In the lawsuit, Malecek insists that his marriage was sunshine and roses until his wife began working with Dr. Williams. He claims that their affair began in December 2014 and lasted until Malecek found a slew of explicit emails and text messages that Williams and Amber Malecek had exchanged.
While North Carolina is one of six states that allows lawsuits over alienation of affection, Williams’ legal team argued that the state’s law was unconstitutional under a 2003 Supreme Court decision overturning a Texas law against homosexuality.

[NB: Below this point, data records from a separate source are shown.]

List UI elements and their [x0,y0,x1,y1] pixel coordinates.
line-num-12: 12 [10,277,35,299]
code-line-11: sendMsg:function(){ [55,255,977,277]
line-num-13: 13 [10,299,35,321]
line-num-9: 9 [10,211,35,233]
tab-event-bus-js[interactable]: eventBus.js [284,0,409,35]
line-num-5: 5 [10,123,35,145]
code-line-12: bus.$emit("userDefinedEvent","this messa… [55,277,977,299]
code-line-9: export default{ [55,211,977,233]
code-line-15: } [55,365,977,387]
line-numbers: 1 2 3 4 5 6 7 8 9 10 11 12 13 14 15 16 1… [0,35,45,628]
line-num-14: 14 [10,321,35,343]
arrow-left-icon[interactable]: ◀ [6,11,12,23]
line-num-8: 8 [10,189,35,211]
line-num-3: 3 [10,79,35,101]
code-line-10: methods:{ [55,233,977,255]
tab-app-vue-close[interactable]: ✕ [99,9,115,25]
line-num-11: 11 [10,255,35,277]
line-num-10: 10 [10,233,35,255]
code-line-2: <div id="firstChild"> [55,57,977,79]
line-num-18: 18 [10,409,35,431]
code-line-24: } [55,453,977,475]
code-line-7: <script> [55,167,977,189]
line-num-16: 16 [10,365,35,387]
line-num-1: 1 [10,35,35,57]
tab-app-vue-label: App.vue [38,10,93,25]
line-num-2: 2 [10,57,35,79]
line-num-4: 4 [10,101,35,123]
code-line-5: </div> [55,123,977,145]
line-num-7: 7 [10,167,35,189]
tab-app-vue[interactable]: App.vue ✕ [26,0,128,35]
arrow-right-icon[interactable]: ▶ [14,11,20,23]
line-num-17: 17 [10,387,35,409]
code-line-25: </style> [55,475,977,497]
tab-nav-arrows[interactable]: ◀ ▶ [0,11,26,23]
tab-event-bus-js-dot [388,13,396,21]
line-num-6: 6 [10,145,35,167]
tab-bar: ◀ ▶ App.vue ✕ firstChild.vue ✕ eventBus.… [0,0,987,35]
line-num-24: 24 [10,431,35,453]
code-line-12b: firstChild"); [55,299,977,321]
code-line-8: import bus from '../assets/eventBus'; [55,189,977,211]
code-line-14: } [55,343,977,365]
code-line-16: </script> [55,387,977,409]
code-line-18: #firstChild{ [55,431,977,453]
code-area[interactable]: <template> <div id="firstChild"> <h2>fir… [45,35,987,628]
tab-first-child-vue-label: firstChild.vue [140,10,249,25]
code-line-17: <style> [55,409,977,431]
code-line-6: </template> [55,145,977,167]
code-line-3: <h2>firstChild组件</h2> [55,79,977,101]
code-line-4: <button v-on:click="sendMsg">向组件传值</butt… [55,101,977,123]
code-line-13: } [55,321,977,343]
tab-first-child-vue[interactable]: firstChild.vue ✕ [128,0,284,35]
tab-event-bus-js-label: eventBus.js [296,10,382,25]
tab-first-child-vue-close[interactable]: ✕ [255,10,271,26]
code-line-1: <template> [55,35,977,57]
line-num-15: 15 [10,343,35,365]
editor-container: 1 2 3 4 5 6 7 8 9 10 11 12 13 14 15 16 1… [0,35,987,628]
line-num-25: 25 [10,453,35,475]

On Tuesday, a three-judge panel overturned a previous verdict in favor of Williams, allowing Malecek’s suit to go forward.
“People who are suffering a divorce as a result of an affair, there’s a lot of economic damage,” Raleigh divorce attorney Lisa Angel told the Associated Press. “It’s not hard to make that case, as the court is making it clear here, that there’s injury to a person when this happens.”
Williams’ team suggested in a statement that alienation of affection lawsuits are often “used by vindictive ex-spouses as a type of blackmail” and noted that “most of these suits are brought after the marriage is over.”
In 2011, a Wake County judge awarded $30 million to the former wife of a Raleigh business owner who sued her ex-husband’s current spouse, setting the state record for the largest alienation award.